*Note: This is a repost from an old weblog.*

The *Shell Sort* algorithm is designed to move items over large distances each iteration. The idea behind this is that it will get each item closer to its final destination quicker saving a lot of shuffling by comparing items farther apart.

The way it works is it subdivides the dataset into smaller groups where each item in the group is a set distance apart. For example, if we use h to represent our distance and R to represent an item, we might have groups: { R_{1}, R_{h+1}, R_{2h+1}, ... }, { R_{2}, R_{h+2}, R_{2h+2}, ... }, ...

We then sort each subgroup individually.

Keep repeating the above process, continually reducing *h*, until *h* becomes *1*. After one last run-through where *h* is a value of *1*, we stop.

At this point, I'm sure you are wondering where h comes from and what values to reduce it by each time though. If and when you ever figure it out, let me know - you might also want to publish a paper and submit it to ACM so that your name might go down in the history (and algorithm) books. That's right, as far as I'm aware, no one knows the answer to this question, except, perhaps, God Himself :-)

If you are interested, you might take a look at Donald Knuth's book, Art of Computer Programming, Volume 3: Sorting and Searching (starting on page 83), for some mathematical discussion on the matter.

As far as I understand from * Sorting and Searching*, it is theoretically possible to get the

*Shell Sort*algorithm to approach O(n

^{1.5}) given an ideal increment table which is quite impressive.

Knuth gives us a couple of tables to start with: [8 4 2 1] and [7 5 3 1] which seem to work okay, but are far from being ideal for our 100,000 item array that we are trying to sort in this exercise, however, for the sake of keeping our first implementation simple, we'll use the [7 5 3 1] table since it has the charming property where each increment size is 2 smaller than the previous. Yay for simplicity.

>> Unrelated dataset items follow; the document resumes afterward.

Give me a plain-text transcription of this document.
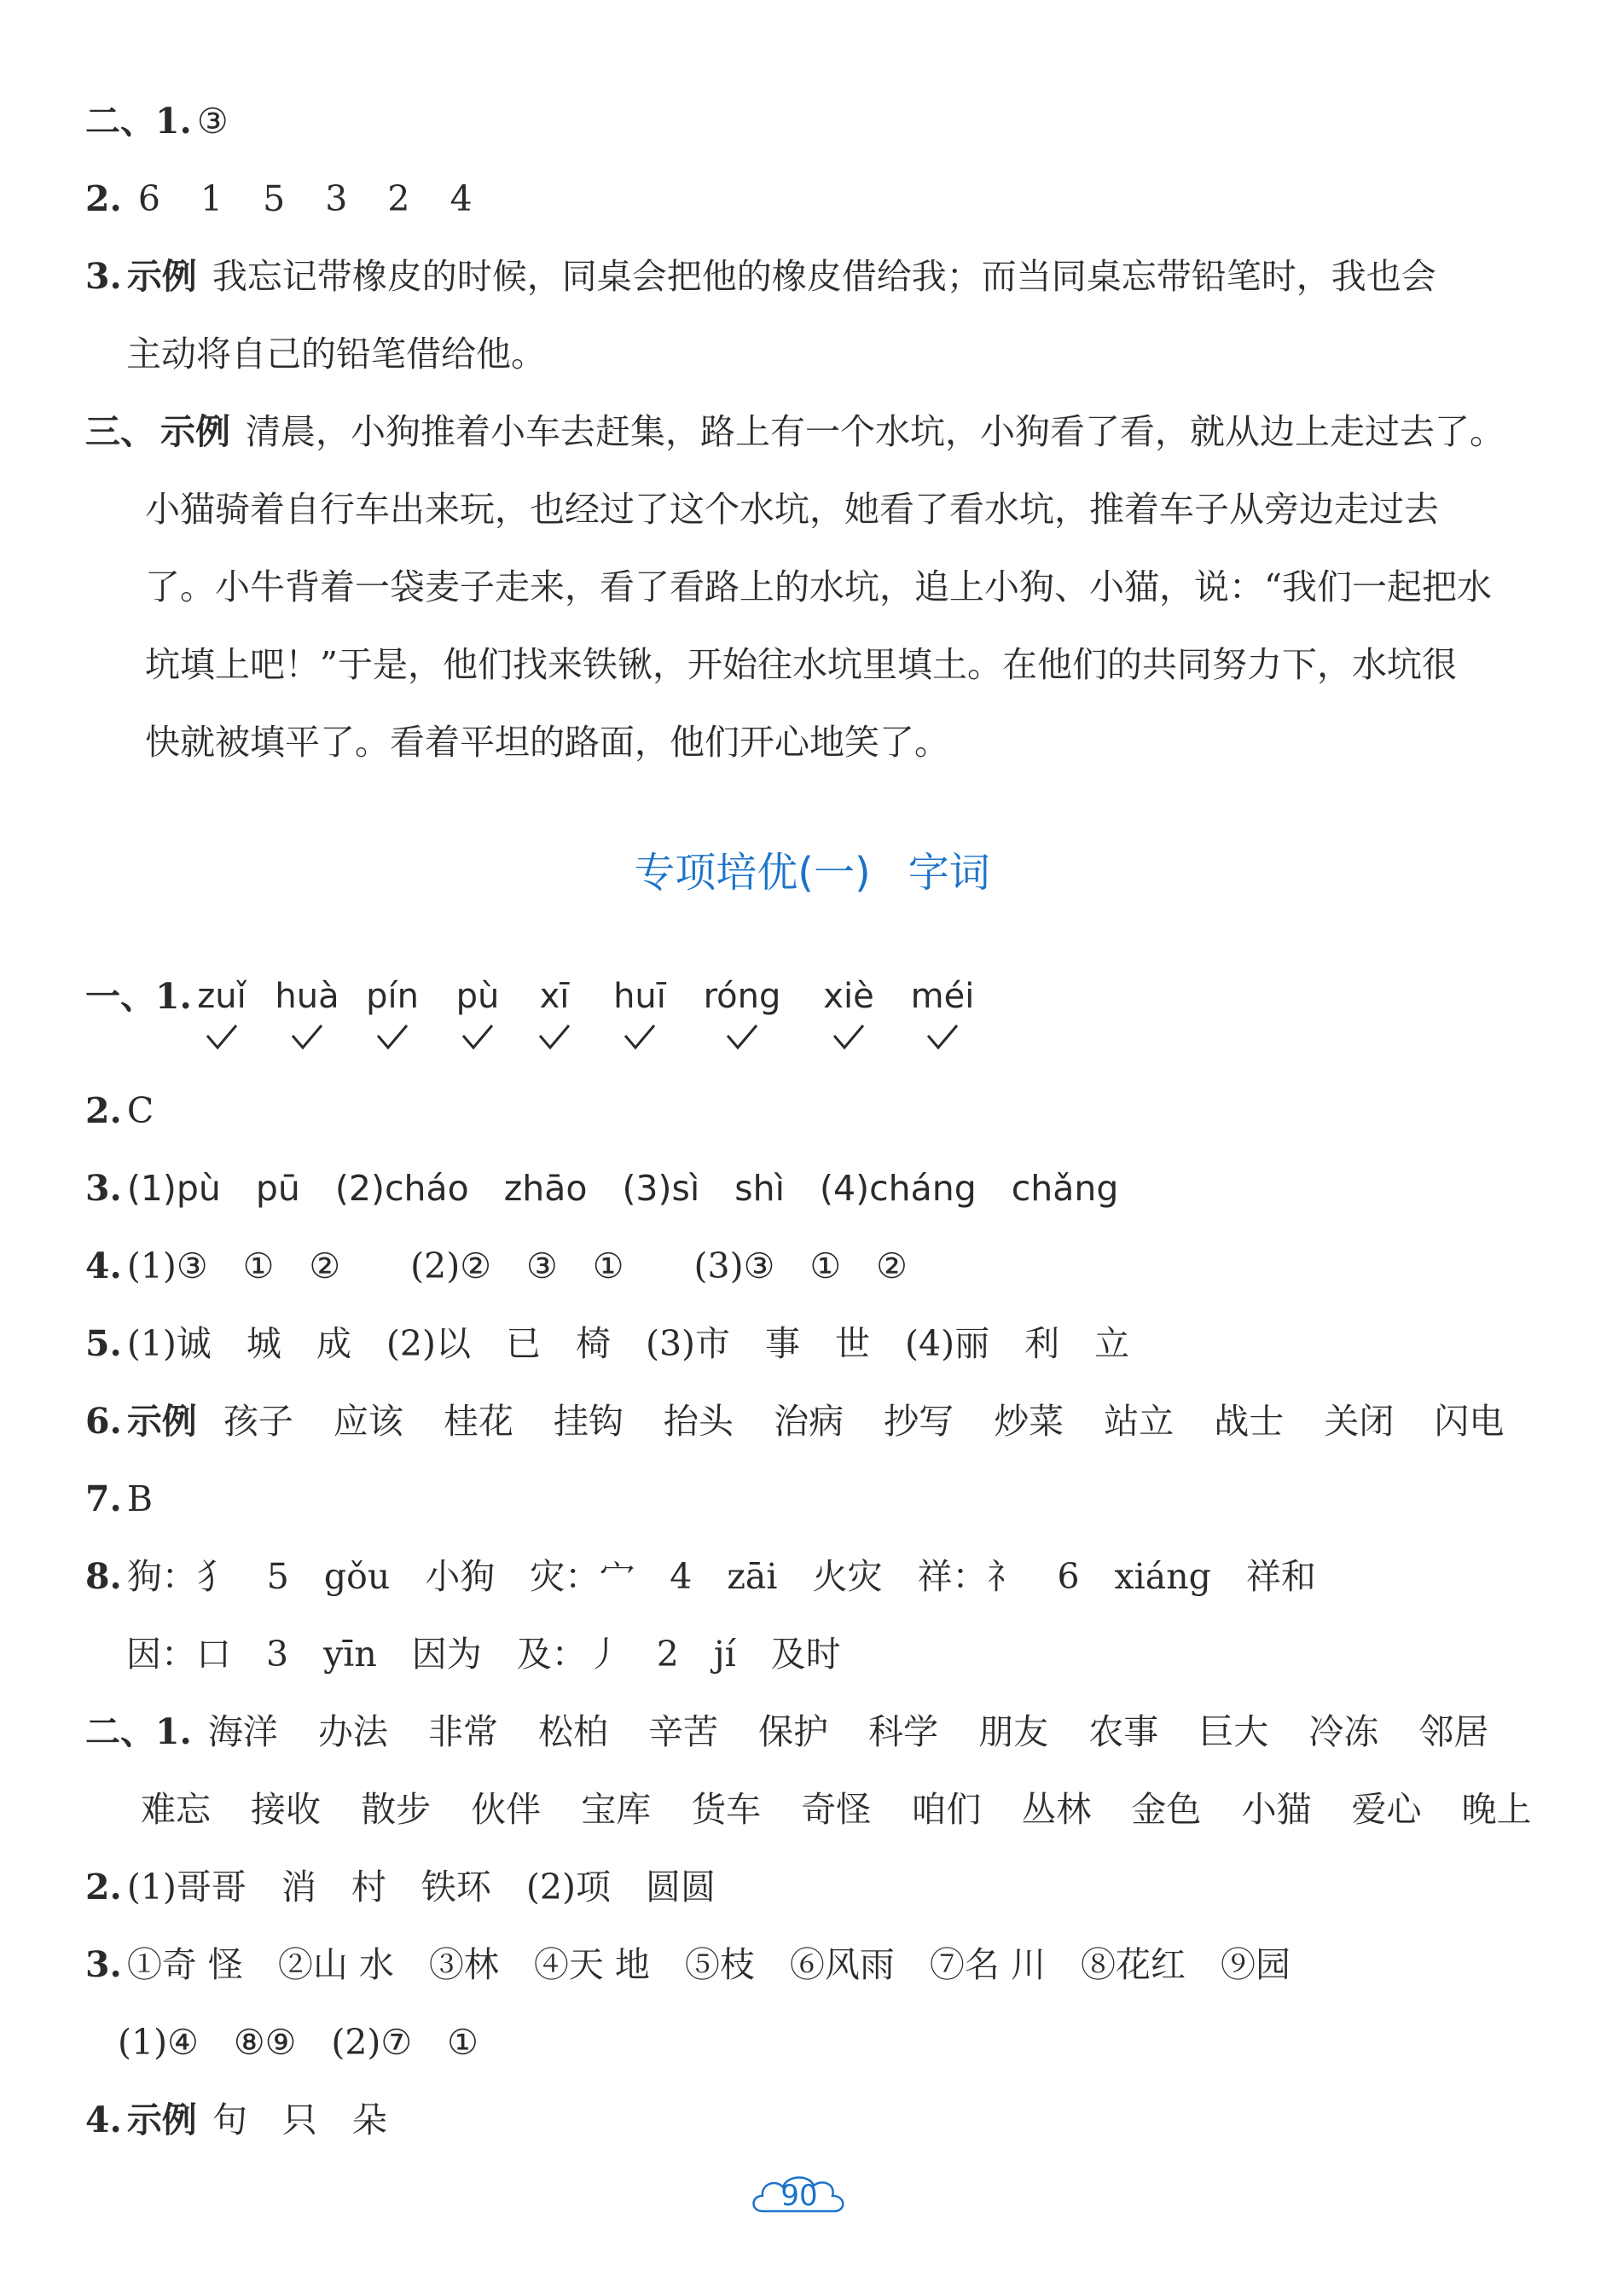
二、1. ③
2. 6 1 5 3 2 4
3. 示例 我忘记带橡皮的时候，同桌会把他的橡皮借给我；而当同桌忘带铅笔时，我也会
主动将自己的铅笔借给他。
三、 示例 清晨，小狗推着小车去赶集，路上有一个水坑，小狗看了看，就从边上走过去了。
小猫骑着自行车出来玩，也经过了这个水坑，她看了看水坑，推着车子从旁边走过去
了。小牛背着一袋麦子走来，看了看路上的水坑，追上小狗、小猫，说：“我们一起把水
坑填上吧！”于是，他们找来铁锹，开始往水坑里填土。在他们的共同努力下，水坑很
快就被填平了。看着平坦的路面，他们开心地笑了。
专项培优(一) 字词
一、1. zuǐ huà pín	pù	xī	huī	róng	xiè	méi
2. C
3. (1)pù　pū　(2)cháo　zhāo　(3)sì　shì　(4)cháng　chǎng
4. (1)③　①　②　　(2)②　③　①　　(3)③　①　②
5. (1)诚　城　成　(2)以　已　椅　(3)市　事　世　(4)丽　利　立
6. 示例 孩子 应该 桂花 挂钩 抬头 治病 抄写 炒菜 站立 战士 关闭 闪电
7. B
8. 狗：犭　5　gǒu　小狗　灾：宀　4　zāi　火灾　祥：礻　6　xiáng　祥和
因：口　3　yīn　因为　及：丿　2　jí　及时
二、1. 海洋 办法 非常 松柏 辛苦 保护 科学 朋友 农事 巨大 冷冻 邻居
难忘 接收 散步 伙伴 宝库 货车 奇怪 咱们 丛林 金色 小猫 爱心 晚上
2. (1)哥哥　消　村　铁环　(2)项　圆圆
3. ①奇 怪　②山 水　③林　④天 地　⑤枝　⑥风雨　⑦名 川　⑧花红　⑨园
(1)④　⑧⑨　(2)⑦　①
4. 示例 句　只　朵
90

void ShellSort (int a[], int n) { int h, i, j; int tmp; for (h = 7; h >= 1; h -= 2) { for (i = h; i < n; i++) { tmp = a[i]; for (j = i; j >= h && a[j - h] > tmp; j -= h) a[j] = a[j - h]; a[j] = tmp; } } }

The nice thing about *Shell Sort* is that, while the increment table is a complete mystery, the algorithm itself is quite simple and well within our grasp.

Let's plug this into our sort program and see how well it does.

I seem to get a pretty consistent 6.3 seconds for 100,000 items on my AMD Athlon XP 2500 system which is almost as good as the results we were getting from our *Binary Insertion Sort* implementation.

Now for some optimizations. We know that an ideal set of increment sizes will get us down to close to O(n^{1.5}) and that it is unlikely that the [7 5 3 1] set is ideal, so I suggest we start there.

On a hunch, I just started adding more and more primes to our [7 5 3 1] table and noticed that with each new prime added, it seemed to get a little faster. At some point I decided to experiment a bit and tried using a set of primes farther apart and noticed that with a much smaller set of increments, I was able to get about the same performance as my much larger set of primes. This spurred me on some more and I eventually came up with the following set:

{ 14057, 9371, 6247, 4177, 2777, 1861, 1237, 823, 557, 367, 251, 163, 109, 73, 37, 19, 11, 7, 5, 3, 1 }

In order to use this set, however, we need a slightly more complicated method for determining the next value for *h* than just *h -= 2*, so I used a lookup table instead:

static int htab[] = { 14057, 9371, 6247, 4177, 2777, 1861, 1237, 823, 557, 367, 251, 163, 109, 73, 37, 19, 11, 7, 5, 3, 1, 0 }; void ShellSort (int a[], int n) { int *h, i, j; int tmp; for (h = htab; *h; h++) { for (i = *h; i < n; i++) { tmp = a[i]; for (j = i; j >= *h && a[j - *h] > tmp; j -= *h) a[j] = a[j - *h]; a[j] = tmp; } } }

With this new table of increments, I was able to achieve an average sort time of about 0.09 seconds. In fact, *ShellSort()* in combination with the above increment table will sort an array of 2 million items in about the same amount of time as our optimized *BinaryInsertionSort()* took to sort 100 thousand items. That's quite an improvement, wouldn't you say!?